NSW is now the first state in Australia to address the safety risks posed to workers by digital work systems. 

What do these amendments mean for organisations?

The amendments place a new level of scrutiny on the technologies that organisations use within the workplace. Businesses must continually review and monitor the digital tools they use, particularly those involved in work allocation, rostering, monitoring, or productivity assessment. Examples of systems likely to be captured include:

  • automated shift allocation tools;
  • workflow allocation engines;
  • AI-driven productivity scoring systems; and
  • monitoring software that tracks keystrokes, task completion speed, or call handling time.

This wide definition of a digital work system means that even commonplace HR systems, scheduling software and management platforms fall within the scope of the Bill. Accordingly, PCBUs will therefore need to audit the digital systems currently in use, identify where work is being influenced or allocated by algorithms, and consider whether these systems could contribute to psychosocial risks.

A major challenge for businesses will be interpreting what amounts to “excessive or unreasonable workloads” or “excessive monitoring and metrics” or the requirement for businesses to provide “reasonable assistance” to entry permit holders.

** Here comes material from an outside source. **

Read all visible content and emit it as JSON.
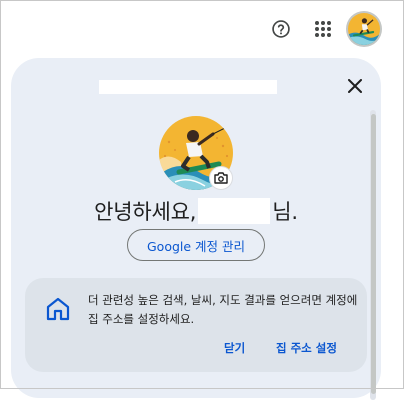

These concepts are inherently broad and ambiguous, and may vary across industries, roles and workforce demographics. Businesses should expect SafeWork NSW to take a precautionary approach, especially where digital systems lack transparency or where workers have limited ability to challenge or understand automated decisions.

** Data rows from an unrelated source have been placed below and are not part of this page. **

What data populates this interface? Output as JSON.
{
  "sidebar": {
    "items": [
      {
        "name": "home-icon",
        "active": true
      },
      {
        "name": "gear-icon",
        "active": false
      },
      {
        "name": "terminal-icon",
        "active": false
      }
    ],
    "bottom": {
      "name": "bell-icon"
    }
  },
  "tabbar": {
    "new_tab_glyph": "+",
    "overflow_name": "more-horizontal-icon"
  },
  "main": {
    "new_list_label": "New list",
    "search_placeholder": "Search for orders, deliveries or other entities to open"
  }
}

To prepare for the new requirements, businesses should consider implementing the following measures:

  • identify the digital work systems that are currently in place, and assess how you can reasonably respond to and provide access to union requests;
  • ensure there is human oversight on the usage of digital work systems – while these systems may certainly be useful in terms of efficiency, human oversight is essential in minimising psychosocial safety risks that may occur;
  • conduct a risk assessment by reviewing what systems are already in place and whether these are at risk of harming workers;
  • consult with workers about levels of burnout, anxiety or fatigue associated with monitoring practices or workload allocation;
  • consider implementing training sessions for managers and senior executives as to what these new amendments will require and how to use the benefits of digital work systems responsibly, as well as employees, who may have private information accessed;
  • develop clear, practical policies and guidelines for senior staff members to follow for a dealing with a request to access and inspect digital work systems. Make sure you can identify both a valid entry permit, and who within the business is authorised or required to respond;
  • document everything: should an entry permit holder come knocking, make sure to document, inter alia, their name, document number, and any reasoning where a request to inspect a digital work system has been declined; and
  • keep confidential information separate from permit holder-accessible data to meet privacy obligations.